As I mentioned, the :user_locale option is handled back in our spec_helper.rb file. The configuation looks something like this: [UPDATE 2/10/2015: I came back to this post trying to use this myself and I realized that I now need to use metadata and I also wasn’t passing in example to the block.]

RSpec.configure do |config|
  config.before :each do |example|
    user_locale = example.metadata[:user_locale]
    login_for_location(user_locale)
  end
end

def login_for_location(user_locale)
  ... the login/token/auth code ...
end

The key here is example.options in the third line of the Rspec.configure block. All of your RSpec examples can take metadata so when we pass in the hash of :user_locale => :euro to a test example it is then available to us during the configuration. For further reading I recommend a quick look through the rspec-core source code on metadata.

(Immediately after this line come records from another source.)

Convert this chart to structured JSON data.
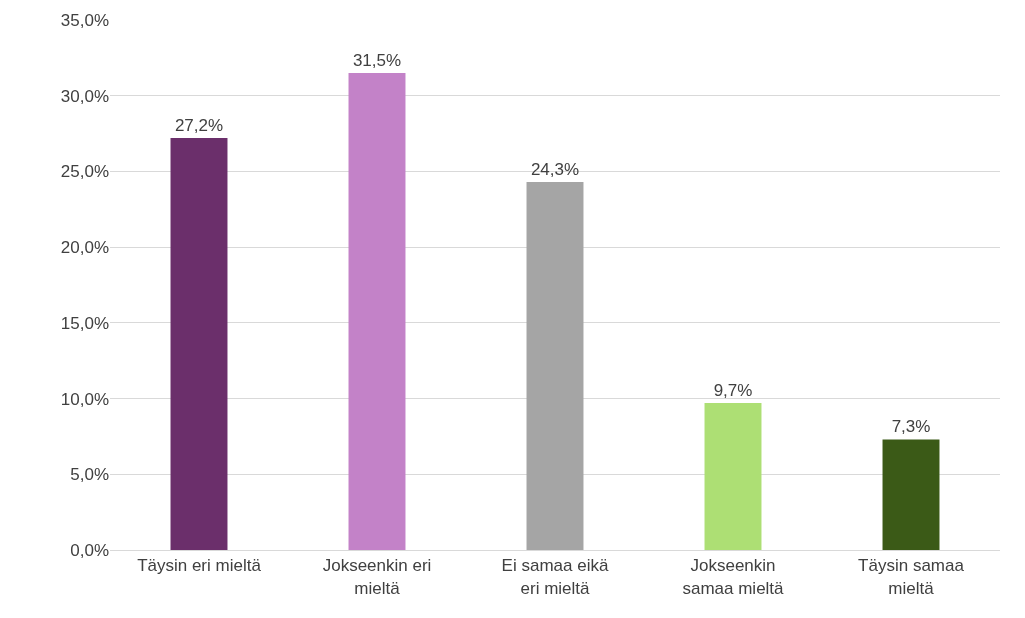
{
  "chart_data": {
    "type": "bar",
    "categories": [
      "Täysin eri mieltä",
      "Jokseenkin eri\nmieltä",
      "Ei samaa eikä\neri mieltä",
      "Jokseenkin\nsamaa mieltä",
      "Täysin samaa\nmieltä"
    ],
    "values": [
      27.2,
      31.5,
      24.3,
      9.7,
      7.3
    ],
    "value_labels": [
      "27,2%",
      "31,5%",
      "24,3%",
      "9,7%",
      "7,3%"
    ],
    "colors": [
      "#6b2f6b",
      "#c382c8",
      "#a5a5a5",
      "#addf74",
      "#3b5a17"
    ],
    "ylim": [
      0,
      35
    ],
    "yticks": [
      {
        "value": 0,
        "label": "0,0%"
      },
      {
        "value": 5,
        "label": "5,0%"
      },
      {
        "value": 10,
        "label": "10,0%"
      },
      {
        "value": 15,
        "label": "15,0%"
      },
      {
        "value": 20,
        "label": "20,0%"
      },
      {
        "value": 25,
        "label": "25,0%"
      },
      {
        "value": 30,
        "label": "30,0%"
      },
      {
        "value": 35,
        "label": "35,0%"
      }
    ],
    "grid": "y"
  }
}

There is one catch to be aware of, but the solution is rather simple (which dawned on me after looking at a project fellow 8th Light'er Myles Megyesi had set up). If you only have a certain amount of tests that require configuration then I wouldn’t recommend putting this login configuration inside of the main spec_helper.rb file— especially if you have a fork in your logic. It doesn’t make any sense for tests that have nothing to do with logging in or a locale to hit this configuration block. Instead, just create a second spec_helper file in the appropriate directory and only include it for those tests that need it. For example, we the locale configuration in spec/integration/locale/spec_helper.rb.